The European Commission adopted a package of regulations on Thursday (8 June) which will provide EU airlines with a simpler, more efficient way to file complaints concerning state subsidies and other unfair competition measures against third countries and their operators.
The new regulations come at a time when the Commission is negotiating air transport
agreements with a number of non-EU countries, including China, Turkey, United Arab Emirates, Kuwait and Qatar.
Some European flag carriers, notably Lufthansa and Air France KLM, have accused the Gulf
airlines of receiving unfair state subsidies and demanded that the executive address their concerns in the negotiations. Emirates and Etihad have denied the subsidy allegations.
The European Commission has also sought to play down the issue, referring to it as “alleged
subsidies” and a Commission official told reporters that the EU’s executive had “never
received a formal complaint”.
However, the Commission official acknowledged that the current complaint procedure was demanding, impractical and not fit for the purpose.
“This is not a not a protectionist tool,” the official said of the new regulations and added
it was “aimed at safeguarding fair competition”.
“In the EU, every airline is treated the same. Outside the EU, it has not always been the
case, the WTO rules do not apply”.
Under the new regulation, a complaint can be filed with the European Commission by an EU-based carrier, a group of carriers or a member state. If the complaint is justified, the Commission can propose financial or operational compensatory measures.

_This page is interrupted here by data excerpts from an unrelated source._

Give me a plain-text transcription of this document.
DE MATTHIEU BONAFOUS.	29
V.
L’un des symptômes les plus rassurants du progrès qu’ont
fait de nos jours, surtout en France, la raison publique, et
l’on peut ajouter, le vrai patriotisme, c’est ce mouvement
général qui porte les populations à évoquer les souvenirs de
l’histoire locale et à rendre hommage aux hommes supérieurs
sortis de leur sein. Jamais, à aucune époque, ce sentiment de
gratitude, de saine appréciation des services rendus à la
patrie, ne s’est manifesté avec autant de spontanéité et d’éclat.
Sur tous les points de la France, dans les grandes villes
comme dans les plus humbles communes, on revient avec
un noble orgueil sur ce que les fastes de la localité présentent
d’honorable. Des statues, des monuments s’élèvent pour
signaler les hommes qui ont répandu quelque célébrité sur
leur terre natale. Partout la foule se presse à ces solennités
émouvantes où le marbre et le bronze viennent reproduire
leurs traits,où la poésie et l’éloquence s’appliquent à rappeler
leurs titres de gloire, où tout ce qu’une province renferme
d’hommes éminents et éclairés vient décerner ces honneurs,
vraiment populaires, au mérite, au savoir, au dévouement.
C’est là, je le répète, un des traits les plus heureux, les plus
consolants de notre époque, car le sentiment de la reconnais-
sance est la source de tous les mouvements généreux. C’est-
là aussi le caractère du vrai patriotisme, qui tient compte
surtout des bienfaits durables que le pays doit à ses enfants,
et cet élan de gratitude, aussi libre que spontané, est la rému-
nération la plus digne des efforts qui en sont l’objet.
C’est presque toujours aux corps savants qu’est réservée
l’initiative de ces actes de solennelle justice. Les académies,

However, the proposed measures cannot violate each member state’s bilateral agreements with a non-EU country, which continue to take precedence. The final approval of the compensatory measure must come from the member state concerned via comitology, a committee of national experts meeting behind closed doors.
The regulation, which has yet to be reviewed by the European Parliament and the member
states, also contains measures to miminise the impact of industrial action on air traffic,
by encouraging more dialogue, early notification and protection of peak air traffic periods.
Strikes caused the cancellation of more than 243,000 flights and affected 27 million
passengers between 2005 and 2016, according to Commission data.
The package also provides guidelines on ownership and control of EU airlines. It confirms
current requirements that an EU airline must be at least 50% owned by EU member
states or citizens, but provides detailed guidance on the four main criteria for assessing
effective control: corporate governance of the airline, shareholders’ rights, financial
links and commercial cooperation of the non-EU investor.
Aviation is seen as a considerable driver of growth and jobs. European aviation, which
controls 26 percent of the global market, employs 9.3 million people and contributes 510
billion EUR to Europe's Gross Domestic Product every year.
Since the creation of the EU's Single Aviation Market in 1992, the number of daily flights
has increased to 23,000 recorded last year from around 10,000 in 1992.